1. Cesaret ve Onur: Hector destan boyunca sürekli olarak cesaret ve onur sergiliyor. Aşil'in gücünü ve kendi yenilgisinin olasılığını bilmesine rağmen, şehrini ve ailesini korumak için Aşil'e teke tek savaşta cesurca karşı çıkar. Onun savaşçı kurallarına bağlılığı ve halkının iyiliği için kişisel risklerle yüzleşmeye istekli olması, onun asil niteliklerini sergiliyor.
2. Ailesine ve İnsanlara Sevgisi: Hektor, karısı Andromache'yi, oğlu Astyanax'ı ve ailesini derinden seviyor. Andromache ile onların gelecekleri için endişe duyduğu hassas anlar onun duygusal derinliğini ve şefkatini yansıtıyor. Hektor'un sevgisi kendi halkı olan Truva atlarına kadar uzanır ve kendilerini onların refahına adamıştır.
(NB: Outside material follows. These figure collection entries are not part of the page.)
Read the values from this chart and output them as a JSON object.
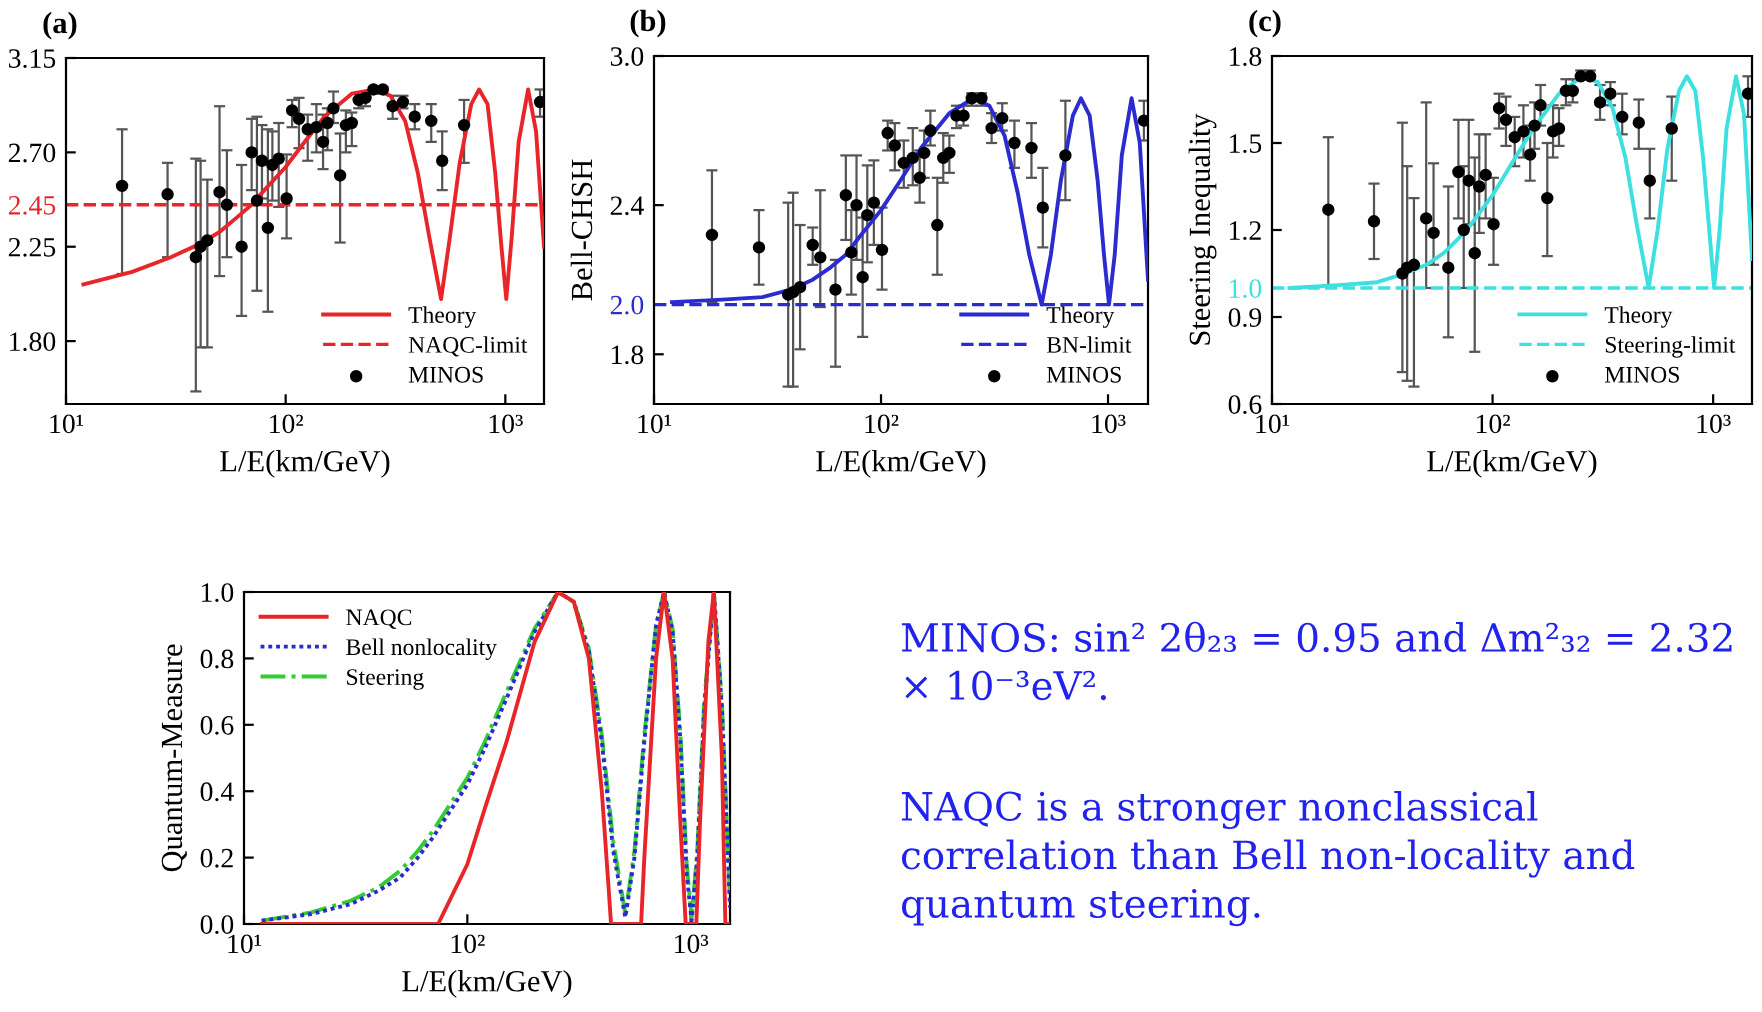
{
  "chart_data": [
    {
      "type": "line",
      "title": "(a)",
      "xlabel": "L/E(km/GeV)",
      "log": "x",
      "xlim": [
        10,
        1500
      ],
      "xticks": [
        {
          "value": 10,
          "label": "10¹"
        },
        {
          "value": 100,
          "label": "10²"
        },
        {
          "value": 1000,
          "label": "10³"
        }
      ],
      "ylim": [
        1.5,
        3.15
      ],
      "yticks": [
        {
          "value": 1.8,
          "label": "1.80"
        },
        2.25,
        2.45,
        {
          "value": 2.7,
          "label": "2.70"
        },
        3.15
      ],
      "legend": "bottom right",
      "ref_lines": [
        {
          "axis": "y",
          "value": 2.45,
          "label": "NAQC-limit",
          "color": "#e8262a",
          "line_style": "dashed"
        }
      ],
      "series": [
        {
          "name": "Theory",
          "type": "line",
          "color": "#e8262a",
          "line_style": "solid",
          "x": [
            12,
            20,
            30,
            40,
            50,
            60,
            70,
            80,
            100,
            120,
            150,
            200,
            255,
            300,
            350,
            400,
            450,
            510,
            560,
            620,
            700,
            760,
            830,
            900,
            960,
            1010,
            1070,
            1150,
            1270,
            1380,
            1500
          ],
          "values": [
            2.07,
            2.13,
            2.2,
            2.26,
            2.32,
            2.39,
            2.45,
            2.52,
            2.63,
            2.74,
            2.87,
            2.98,
            3.0,
            2.97,
            2.85,
            2.6,
            2.3,
            2.0,
            2.3,
            2.65,
            2.93,
            3.0,
            2.93,
            2.6,
            2.25,
            2.0,
            2.3,
            2.75,
            3.0,
            2.8,
            2.25
          ]
        },
        {
          "name": "MINOS",
          "type": "scatter",
          "color": "#000000",
          "marker": "circle",
          "x": [
            18,
            29,
            39,
            41,
            44,
            50,
            54,
            63,
            70,
            74,
            78,
            83,
            87,
            93,
            101,
            107,
            115,
            126,
            138,
            148,
            155,
            165,
            177,
            188,
            200,
            215,
            231,
            251,
            277,
            307,
            342,
            387,
            460,
            516,
            649,
            1439
          ],
          "values": [
            2.54,
            2.5,
            2.2,
            2.25,
            2.28,
            2.51,
            2.45,
            2.25,
            2.7,
            2.47,
            2.66,
            2.34,
            2.64,
            2.67,
            2.48,
            2.9,
            2.86,
            2.81,
            2.82,
            2.75,
            2.84,
            2.91,
            2.59,
            2.83,
            2.84,
            2.95,
            2.96,
            3.0,
            3.0,
            2.92,
            2.94,
            2.87,
            2.85,
            2.66,
            2.83,
            2.94
          ],
          "errors": [
            [
              2.12,
              2.81
            ],
            [
              2.2,
              2.65
            ],
            [
              1.56,
              2.67
            ],
            [
              1.77,
              2.66
            ],
            [
              1.77,
              2.57
            ],
            [
              2.11,
              2.92
            ],
            [
              2.2,
              2.71
            ],
            [
              1.92,
              2.64
            ],
            [
              2.52,
              2.86
            ],
            [
              2.04,
              2.87
            ],
            [
              2.48,
              2.83
            ],
            [
              1.94,
              2.81
            ],
            [
              2.47,
              2.8
            ],
            [
              2.44,
              2.84
            ],
            [
              2.29,
              2.69
            ],
            [
              2.82,
              2.95
            ],
            [
              2.72,
              2.96
            ],
            [
              2.66,
              2.88
            ],
            [
              2.7,
              2.93
            ],
            [
              2.62,
              2.88
            ],
            [
              2.71,
              2.91
            ],
            [
              2.84,
              2.99
            ],
            [
              2.27,
              2.79
            ],
            [
              2.7,
              2.9
            ],
            [
              2.73,
              2.89
            ],
            [
              2.91,
              2.98
            ],
            [
              2.92,
              2.99
            ],
            [
              2.98,
              3.01
            ],
            [
              2.98,
              3.01
            ],
            [
              2.86,
              2.97
            ],
            [
              2.91,
              2.97
            ],
            [
              2.81,
              2.93
            ],
            [
              2.75,
              2.93
            ],
            [
              2.52,
              2.8
            ],
            [
              2.65,
              2.95
            ],
            [
              2.87,
              3.0
            ]
          ]
        }
      ]
    },
    {
      "type": "line",
      "title": "(b)",
      "xlabel": "L/E(km/GeV)",
      "ylabel": "Bell-CHSH",
      "log": "x",
      "xlim": [
        10,
        1500
      ],
      "xticks": [
        {
          "value": 10,
          "label": "10¹"
        },
        {
          "value": 100,
          "label": "10²"
        },
        {
          "value": 1000,
          "label": "10³"
        }
      ],
      "ylim": [
        1.6,
        3.0
      ],
      "yticks": [
        1.8,
        {
          "value": 2.0,
          "label": "2.0"
        },
        2.4,
        {
          "value": 3.0,
          "label": "3.0"
        }
      ],
      "legend": "bottom right",
      "ref_lines": [
        {
          "axis": "y",
          "value": 2.0,
          "label": "BN-limit",
          "color": "#2b2bd0",
          "line_style": "dashed"
        }
      ],
      "series": [
        {
          "name": "Theory",
          "type": "line",
          "color": "#2b2bd0",
          "line_style": "solid",
          "x": [
            12,
            20,
            30,
            40,
            50,
            60,
            70,
            80,
            100,
            120,
            150,
            200,
            255,
            300,
            350,
            400,
            450,
            510,
            560,
            620,
            700,
            760,
            830,
            900,
            960,
            1010,
            1070,
            1150,
            1270,
            1380,
            1500
          ],
          "values": [
            2.01,
            2.02,
            2.03,
            2.06,
            2.1,
            2.15,
            2.2,
            2.27,
            2.38,
            2.49,
            2.63,
            2.77,
            2.83,
            2.8,
            2.68,
            2.45,
            2.2,
            2.0,
            2.2,
            2.5,
            2.76,
            2.83,
            2.76,
            2.5,
            2.2,
            2.0,
            2.2,
            2.6,
            2.83,
            2.65,
            2.1
          ]
        },
        {
          "name": "MINOS",
          "type": "scatter",
          "color": "#000000",
          "marker": "circle",
          "x": [
            18,
            29,
            39,
            41,
            44,
            50,
            54,
            63,
            70,
            74,
            78,
            83,
            87,
            93,
            101,
            107,
            115,
            126,
            138,
            148,
            155,
            165,
            177,
            188,
            200,
            215,
            231,
            251,
            277,
            307,
            342,
            387,
            460,
            516,
            649,
            1439
          ],
          "values": [
            2.28,
            2.23,
            2.04,
            2.05,
            2.07,
            2.24,
            2.19,
            2.06,
            2.44,
            2.21,
            2.4,
            2.11,
            2.36,
            2.41,
            2.22,
            2.69,
            2.64,
            2.57,
            2.59,
            2.51,
            2.61,
            2.7,
            2.32,
            2.59,
            2.61,
            2.76,
            2.76,
            2.83,
            2.83,
            2.71,
            2.75,
            2.65,
            2.63,
            2.39,
            2.6,
            2.74
          ],
          "errors": [
            [
              2.01,
              2.54
            ],
            [
              2.08,
              2.38
            ],
            [
              1.67,
              2.41
            ],
            [
              1.67,
              2.45
            ],
            [
              1.82,
              2.32
            ],
            [
              2.16,
              2.31
            ],
            [
              1.99,
              2.46
            ],
            [
              1.75,
              2.18
            ],
            [
              2.26,
              2.6
            ],
            [
              2.04,
              2.38
            ],
            [
              2.18,
              2.6
            ],
            [
              1.87,
              2.35
            ],
            [
              2.17,
              2.56
            ],
            [
              2.24,
              2.58
            ],
            [
              2.06,
              2.39
            ],
            [
              2.62,
              2.74
            ],
            [
              2.54,
              2.73
            ],
            [
              2.47,
              2.66
            ],
            [
              2.48,
              2.71
            ],
            [
              2.41,
              2.62
            ],
            [
              2.51,
              2.7
            ],
            [
              2.64,
              2.78
            ],
            [
              2.12,
              2.51
            ],
            [
              2.49,
              2.69
            ],
            [
              2.53,
              2.68
            ],
            [
              2.71,
              2.8
            ],
            [
              2.72,
              2.8
            ],
            [
              2.8,
              2.85
            ],
            [
              2.8,
              2.85
            ],
            [
              2.65,
              2.77
            ],
            [
              2.7,
              2.81
            ],
            [
              2.55,
              2.74
            ],
            [
              2.51,
              2.73
            ],
            [
              2.23,
              2.55
            ],
            [
              2.42,
              2.82
            ],
            [
              2.66,
              2.82
            ]
          ]
        }
      ]
    },
    {
      "type": "line",
      "title": "(c)",
      "xlabel": "L/E(km/GeV)",
      "ylabel": "Steering Inequality",
      "log": "x",
      "xlim": [
        10,
        1500
      ],
      "xticks": [
        {
          "value": 10,
          "label": "10¹"
        },
        {
          "value": 100,
          "label": "10²"
        },
        {
          "value": 1000,
          "label": "10³"
        }
      ],
      "ylim": [
        0.6,
        1.8
      ],
      "yticks": [
        0.6,
        0.9,
        {
          "value": 1.0,
          "label": "1.0"
        },
        1.2,
        1.5,
        1.8
      ],
      "legend": "bottom right",
      "ref_lines": [
        {
          "axis": "y",
          "value": 1.0,
          "label": "Steering-limit",
          "color": "#3de0e0",
          "line_style": "dashed"
        }
      ],
      "series": [
        {
          "name": "Theory",
          "type": "line",
          "color": "#3de0e0",
          "line_style": "solid",
          "x": [
            12,
            20,
            30,
            40,
            50,
            60,
            70,
            80,
            100,
            120,
            150,
            200,
            255,
            300,
            350,
            400,
            450,
            510,
            560,
            620,
            700,
            760,
            830,
            900,
            960,
            1010,
            1070,
            1150,
            1270,
            1380,
            1500
          ],
          "values": [
            1.0,
            1.01,
            1.02,
            1.05,
            1.08,
            1.12,
            1.17,
            1.22,
            1.32,
            1.42,
            1.54,
            1.67,
            1.73,
            1.71,
            1.62,
            1.45,
            1.22,
            1.0,
            1.2,
            1.48,
            1.68,
            1.73,
            1.68,
            1.45,
            1.2,
            1.0,
            1.2,
            1.55,
            1.73,
            1.6,
            1.1
          ]
        },
        {
          "name": "MINOS",
          "type": "scatter",
          "color": "#000000",
          "marker": "circle",
          "x": [
            18,
            29,
            39,
            41,
            44,
            50,
            54,
            63,
            70,
            74,
            78,
            83,
            87,
            93,
            101,
            107,
            115,
            126,
            138,
            148,
            155,
            165,
            177,
            188,
            200,
            215,
            231,
            251,
            277,
            307,
            342,
            387,
            460,
            516,
            649,
            1439
          ],
          "values": [
            1.27,
            1.23,
            1.05,
            1.07,
            1.08,
            1.24,
            1.19,
            1.07,
            1.4,
            1.2,
            1.37,
            1.12,
            1.35,
            1.39,
            1.22,
            1.62,
            1.58,
            1.52,
            1.54,
            1.46,
            1.56,
            1.63,
            1.31,
            1.54,
            1.55,
            1.68,
            1.68,
            1.73,
            1.73,
            1.64,
            1.67,
            1.59,
            1.57,
            1.37,
            1.55,
            1.67
          ],
          "errors": [
            [
              1.01,
              1.52
            ],
            [
              1.1,
              1.36
            ],
            [
              0.71,
              1.57
            ],
            [
              0.68,
              1.42
            ],
            [
              0.66,
              1.31
            ],
            [
              1.0,
              1.64
            ],
            [
              1.08,
              1.43
            ],
            [
              0.83,
              1.35
            ],
            [
              1.24,
              1.58
            ],
            [
              1.0,
              1.42
            ],
            [
              1.22,
              1.58
            ],
            [
              0.78,
              1.45
            ],
            [
              1.19,
              1.53
            ],
            [
              1.24,
              1.53
            ],
            [
              1.08,
              1.38
            ],
            [
              1.55,
              1.67
            ],
            [
              1.49,
              1.66
            ],
            [
              1.42,
              1.59
            ],
            [
              1.45,
              1.63
            ],
            [
              1.37,
              1.56
            ],
            [
              1.48,
              1.64
            ],
            [
              1.56,
              1.7
            ],
            [
              1.11,
              1.5
            ],
            [
              1.45,
              1.63
            ],
            [
              1.49,
              1.62
            ],
            [
              1.63,
              1.72
            ],
            [
              1.64,
              1.72
            ],
            [
              1.72,
              1.75
            ],
            [
              1.72,
              1.75
            ],
            [
              1.58,
              1.7
            ],
            [
              1.63,
              1.71
            ],
            [
              1.53,
              1.67
            ],
            [
              1.48,
              1.65
            ],
            [
              1.24,
              1.48
            ],
            [
              1.37,
              1.66
            ],
            [
              1.59,
              1.73
            ]
          ]
        }
      ]
    },
    {
      "type": "line",
      "xlabel": "L/E(km/GeV)",
      "ylabel": "Quantum-Measure",
      "log": "x",
      "xlim": [
        10,
        1500
      ],
      "xticks": [
        {
          "value": 10,
          "label": "10¹"
        },
        {
          "value": 100,
          "label": "10²"
        },
        {
          "value": 1000,
          "label": "10³"
        }
      ],
      "ylim": [
        0,
        1
      ],
      "yticks": [
        {
          "value": 0,
          "label": "0.0"
        },
        0.2,
        0.4,
        0.6,
        0.8,
        {
          "value": 1,
          "label": "1.0"
        }
      ],
      "legend": "top left",
      "series": [
        {
          "name": "NAQC",
          "color": "#e8262a",
          "line_style": "solid",
          "x": [
            12,
            74,
            100,
            120,
            150,
            200,
            255,
            300,
            350,
            400,
            430,
            440,
            600,
            620,
            700,
            760,
            830,
            900,
            950,
            1060,
            1100,
            1200,
            1270,
            1380,
            1430,
            1500
          ],
          "values": [
            0,
            0,
            0.18,
            0.35,
            0.55,
            0.85,
            1.0,
            0.97,
            0.8,
            0.4,
            0.1,
            0,
            0,
            0.2,
            0.8,
            1.0,
            0.8,
            0.3,
            0,
            0,
            0.3,
            0.85,
            1.0,
            0.5,
            0,
            0
          ]
        },
        {
          "name": "Bell nonlocality",
          "color": "#2b2bd0",
          "line_style": "dotted",
          "x": [
            12,
            20,
            30,
            40,
            50,
            60,
            70,
            80,
            100,
            120,
            150,
            200,
            255,
            300,
            350,
            400,
            450,
            510,
            560,
            620,
            700,
            760,
            830,
            900,
            960,
            1010,
            1070,
            1150,
            1270,
            1380,
            1500
          ],
          "values": [
            0.01,
            0.03,
            0.06,
            0.1,
            0.14,
            0.2,
            0.26,
            0.32,
            0.42,
            0.53,
            0.68,
            0.88,
            1.0,
            0.97,
            0.82,
            0.55,
            0.22,
            0.02,
            0.2,
            0.55,
            0.9,
            1.0,
            0.88,
            0.55,
            0.15,
            0.01,
            0.2,
            0.65,
            1.0,
            0.65,
            0.05
          ]
        },
        {
          "name": "Steering",
          "color": "#33cc33",
          "line_style": "dashdot",
          "x": [
            12,
            20,
            30,
            40,
            50,
            60,
            70,
            80,
            100,
            120,
            150,
            200,
            255,
            300,
            350,
            400,
            450,
            510,
            560,
            620,
            700,
            760,
            830,
            900,
            960,
            1010,
            1070,
            1150,
            1270,
            1380,
            1500
          ],
          "values": [
            0.01,
            0.035,
            0.07,
            0.11,
            0.16,
            0.22,
            0.28,
            0.34,
            0.44,
            0.55,
            0.7,
            0.89,
            1.0,
            0.97,
            0.83,
            0.57,
            0.25,
            0.03,
            0.22,
            0.57,
            0.9,
            1.0,
            0.89,
            0.57,
            0.18,
            0.02,
            0.22,
            0.67,
            1.0,
            0.67,
            0.07
          ]
        }
      ]
    },
    {
      "type": "other",
      "annotations": [
        "MINOS: sin² 2θ₂₃ = 0.95 and Δm²₃₂ = 2.32 × 10⁻³eV².",
        "NAQC is a stronger nonclassical correlation than Bell non-locality and quantum steering."
      ]
    }
  ]
}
3. Çatışma ve Ağıt: Hector'un iç mücadele ve ağıt anları da karakterine karmaşıklık katıyor. Andromache ve Astyanax'ın köleleştirilebileceğini ya da öldürülebileceğini anlayınca derin bir üzüntü duyar ve onların kaderinden korkar. Bu, Hector'u insanileştiriyor ve savaşın ona duygusal açıdan yüklediği bedeli vurguluyor.
4. Kader ve Ölümlülüğün Kabulü: Hector, kader ve ölümlülük konusunda bir anlayış sergiliyor. Aşil'in kendisini yenmenin kaderinde olduğunun farkındadır ve kendi kaderine boyun eğdiğini ifade eder. Ancak kaderiyle kendi şartlarıyla yüzleşmeyi seçiyor ve ölüm karşısında bile kendi iradesini ortaya koyuyor.
Hector büyük ölçüde olumlu bir bakış açısıyla sunulsa da onun hala karmaşık ve kusurlu bir karakter olduğunu belirtmekte fayda var. Şiddete başvuran şiddetli bir savaşçıdır ve her zaman mükemmel bir erdemle hareket etmeyebilir. Ancak onun erdemleri ve bazı asil ideallere bağlılığı, onun destanda asil bir figür olarak algılanmasına katkıda bulunur.